There are many reasons why this may be the case, for example, the samples are related or matched in some way or represent two measurements of the same technique. More specifically, each sample is independent, but comes from the same population.

Examples of paired samples in data science/machine learning might be the same algorithm evaluated on different datasets or different algorithms evaluated on exactly the same training and test data. Usually experiments designed to test a treatment produce paired samples, the control and the treatment.

The samples are no longer independent, therefore the Mann-Whitney U test cannot be used, and the T-test assuming independent is also no longer appropriate.

Wilcoxon Signed-Rank Test¶

For a non-parametric test, the Wilcoxon signed-rank test is used, also called the Wilcoxon T test, named for Frank Wilcoxon. It is the equivalent of the paired Student T-test, but for ranked data instead of real valued data with a Gaussian distribution.

The default assumption for the test, the null hypothesis, is that the two samples have the same distribution. We can build the test in the same fashion. In this example the pairing matters and a different outcome is inferred

from scipy.stats import wilcoxon # import a useful non-parametric test
stat, p = wilcoxon(industrial_organic_nitrogen,residential_organic_nitrogen)
print('statistic=%.3f, p-value at rejection =%.3f' % (stat, p))
if p > 0.05:
    print('Probably the same distribution')
else:
    print('Probably different distributions')

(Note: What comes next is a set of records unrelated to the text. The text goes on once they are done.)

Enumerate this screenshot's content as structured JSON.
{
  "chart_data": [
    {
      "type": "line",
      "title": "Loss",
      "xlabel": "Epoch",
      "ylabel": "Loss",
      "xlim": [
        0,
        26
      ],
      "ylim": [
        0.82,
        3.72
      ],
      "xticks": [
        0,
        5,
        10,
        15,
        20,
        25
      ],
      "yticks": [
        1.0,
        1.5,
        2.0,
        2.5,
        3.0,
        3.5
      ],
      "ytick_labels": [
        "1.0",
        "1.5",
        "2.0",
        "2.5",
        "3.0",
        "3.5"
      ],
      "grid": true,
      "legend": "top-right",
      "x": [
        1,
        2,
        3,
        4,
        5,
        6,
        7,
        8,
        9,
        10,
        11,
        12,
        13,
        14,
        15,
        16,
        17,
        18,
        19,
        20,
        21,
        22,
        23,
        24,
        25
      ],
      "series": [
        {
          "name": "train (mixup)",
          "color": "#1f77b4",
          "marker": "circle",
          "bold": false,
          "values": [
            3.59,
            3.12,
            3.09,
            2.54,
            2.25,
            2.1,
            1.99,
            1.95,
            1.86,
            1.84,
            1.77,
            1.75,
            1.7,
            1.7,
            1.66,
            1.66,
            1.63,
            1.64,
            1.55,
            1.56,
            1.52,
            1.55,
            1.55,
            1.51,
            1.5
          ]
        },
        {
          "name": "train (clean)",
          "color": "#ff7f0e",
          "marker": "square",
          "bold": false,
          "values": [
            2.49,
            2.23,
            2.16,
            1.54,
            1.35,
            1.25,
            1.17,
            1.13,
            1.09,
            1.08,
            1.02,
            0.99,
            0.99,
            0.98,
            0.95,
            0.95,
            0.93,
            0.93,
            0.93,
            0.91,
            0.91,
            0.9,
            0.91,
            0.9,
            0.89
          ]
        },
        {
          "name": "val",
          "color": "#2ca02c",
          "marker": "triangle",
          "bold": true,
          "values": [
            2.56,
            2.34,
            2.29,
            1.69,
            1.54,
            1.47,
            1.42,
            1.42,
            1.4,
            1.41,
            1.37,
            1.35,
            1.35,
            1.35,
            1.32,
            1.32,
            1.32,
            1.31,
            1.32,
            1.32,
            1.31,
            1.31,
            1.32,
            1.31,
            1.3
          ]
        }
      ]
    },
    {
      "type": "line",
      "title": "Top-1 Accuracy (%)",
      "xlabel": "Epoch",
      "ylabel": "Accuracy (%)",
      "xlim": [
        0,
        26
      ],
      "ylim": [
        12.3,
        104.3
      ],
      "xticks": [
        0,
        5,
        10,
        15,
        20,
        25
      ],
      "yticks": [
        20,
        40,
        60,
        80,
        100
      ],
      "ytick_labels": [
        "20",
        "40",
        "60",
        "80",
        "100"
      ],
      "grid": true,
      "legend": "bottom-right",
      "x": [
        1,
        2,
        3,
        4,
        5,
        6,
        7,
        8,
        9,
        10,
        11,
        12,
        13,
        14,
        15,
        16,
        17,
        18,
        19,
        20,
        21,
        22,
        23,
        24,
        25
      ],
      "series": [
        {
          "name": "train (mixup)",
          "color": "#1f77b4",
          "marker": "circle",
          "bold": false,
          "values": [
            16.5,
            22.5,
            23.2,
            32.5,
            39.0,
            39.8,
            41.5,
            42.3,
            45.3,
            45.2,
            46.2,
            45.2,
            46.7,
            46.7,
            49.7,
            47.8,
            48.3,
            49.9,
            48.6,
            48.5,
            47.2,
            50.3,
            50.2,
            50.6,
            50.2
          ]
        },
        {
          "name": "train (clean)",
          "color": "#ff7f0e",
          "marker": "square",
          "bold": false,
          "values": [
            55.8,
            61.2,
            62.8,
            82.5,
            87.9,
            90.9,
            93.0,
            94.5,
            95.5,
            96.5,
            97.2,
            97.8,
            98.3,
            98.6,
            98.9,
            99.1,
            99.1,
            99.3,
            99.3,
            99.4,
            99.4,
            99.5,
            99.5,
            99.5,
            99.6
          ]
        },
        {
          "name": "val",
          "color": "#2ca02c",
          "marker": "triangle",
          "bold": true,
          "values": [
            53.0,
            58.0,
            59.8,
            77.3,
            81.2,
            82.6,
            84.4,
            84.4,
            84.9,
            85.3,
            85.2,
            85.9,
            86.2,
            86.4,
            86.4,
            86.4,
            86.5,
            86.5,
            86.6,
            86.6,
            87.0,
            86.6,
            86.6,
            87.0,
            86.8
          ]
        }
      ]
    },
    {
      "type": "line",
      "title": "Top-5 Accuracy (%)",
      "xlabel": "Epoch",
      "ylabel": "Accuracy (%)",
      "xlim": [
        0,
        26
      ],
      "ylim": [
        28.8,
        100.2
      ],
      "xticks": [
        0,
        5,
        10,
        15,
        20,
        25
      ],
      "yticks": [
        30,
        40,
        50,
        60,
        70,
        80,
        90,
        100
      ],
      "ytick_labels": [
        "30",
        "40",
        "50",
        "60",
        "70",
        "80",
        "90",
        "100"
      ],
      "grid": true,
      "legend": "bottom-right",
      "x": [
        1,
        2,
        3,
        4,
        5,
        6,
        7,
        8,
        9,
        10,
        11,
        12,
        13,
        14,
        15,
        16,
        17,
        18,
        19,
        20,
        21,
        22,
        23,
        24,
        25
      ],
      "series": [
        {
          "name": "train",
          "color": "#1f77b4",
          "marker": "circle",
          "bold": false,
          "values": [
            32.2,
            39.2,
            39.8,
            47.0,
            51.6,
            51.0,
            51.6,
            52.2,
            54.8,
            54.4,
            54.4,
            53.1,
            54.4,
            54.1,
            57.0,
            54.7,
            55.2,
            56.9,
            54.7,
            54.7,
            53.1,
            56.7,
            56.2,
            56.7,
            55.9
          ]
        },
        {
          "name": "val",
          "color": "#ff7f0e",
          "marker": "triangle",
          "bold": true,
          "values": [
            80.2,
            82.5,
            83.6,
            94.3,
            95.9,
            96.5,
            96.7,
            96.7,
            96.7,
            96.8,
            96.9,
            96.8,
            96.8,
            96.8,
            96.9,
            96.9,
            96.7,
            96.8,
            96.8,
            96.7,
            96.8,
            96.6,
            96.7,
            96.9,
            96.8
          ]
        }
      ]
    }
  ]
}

statistic=10.000, p-value at rejection =0.084
Probably the same distribution

T-Test Paired¶

Dependent t-test for paired_samples is described at (https://en.wikipedia.org/wiki/Student%27s_t-test). A similarily useful test is the Welch's T-test, which is left as an exercise. The paired T-test below is nearly the same function syntax as before

results = stats.ttest_rel(industrial_organic_nitrogen, residential_organic_nitrogen)
print('statistic=%.3f, p-value at rejection =%.3f ' % (results[0], results[1]))
if p > 0.05:
    print('Probably the same distribution')
else:
    print('Probably different distributions')

statistic=0.230, p-value at rejection =0.823 
Probably the same distribution

	Industrial	Residential
count	10.000000	10.000000
mean	1.666000	1.538000
std	1.084714	2.534902
min	0.590000	0.300000
25%	1.100000	0.550000
50%	1.250000	0.800000
75%	1.675000	0.980000
max	4.000000	8.700000